17. In case of CIT v. Andhra Pradesh State Road Transport Corpn. [1986] 159 ITR 1 (SC) while considering whether a State Road Transport Corporation was carrying the activity of profit, it was observed as under:—

‘The submission founded upon section 22 is based upon a misunderstanding of what that section provides. A road Transport Corporation cannot be expected or be required run at a loss. It is not established for the purpose of subsidizing the public in matters of transportation of passengers and goods. The objects for establishing a Road Transport Corporation are those set out in section 3 of the RTC Act which we have already reproduced above. Section 18 shows that it is the duty of a Road Transport Corporation to provide, secure and promote the provision of an efficient, adequate, economical and properly co-ordinated system of road transport services in the State. No activity can be carried on efficiently, properly, adequately or economically unless it is carried on business principles. If an activity is carried on business principles, it would usually result in profit, but as pointed out by this Court in the Surat Art Silk Cloth Manufacturers Association case [1980] 120 ITR 1 (SC), it is not possible so to carry on a charitable activity in such a way that the expenditure balances the income and there is no resultant profit, for to achieve this, would not only be difficult of practical realization but would reflect unsound principles of management.
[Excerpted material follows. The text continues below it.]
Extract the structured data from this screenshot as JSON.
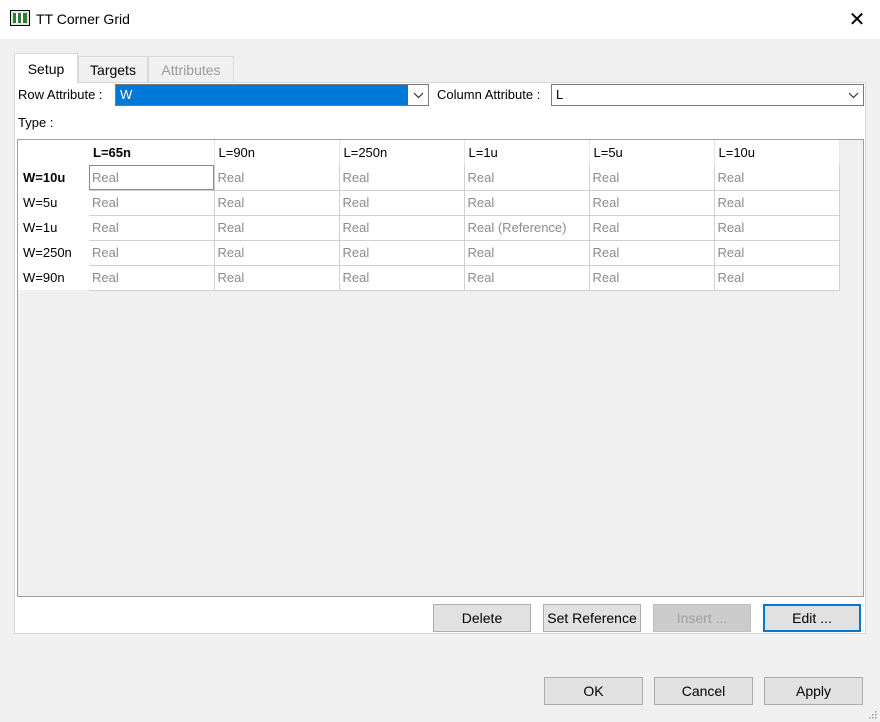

What section 22, therefore, does when it states that it shall be the general principle of a Road Transport Corporation that in carrying on its undertakings it shall act on business principles is to emphasize the objects set out in section 3 for which a Road Transport Corporation is established and to prescribe the manner in which the general duty of the corporation set out in section 18 is to be performed. It is now firmly established by decisions of this Court in the Surat Art Cloth Manufacturers Association’s case [1980] 120 ITR 1(SC) and the Bar Council of Maharashtra’s case [1981] 130 ITR 28 (SC) that the test is “What is the pre-dominant object of the activity -whether it is to carry out a charitable purpose or to earn profit?” If the pre-dominant object is to carry out a charitable purpose and not to earn profit, the purpose would not lose its charitable character merely because some profit arises from the activity.’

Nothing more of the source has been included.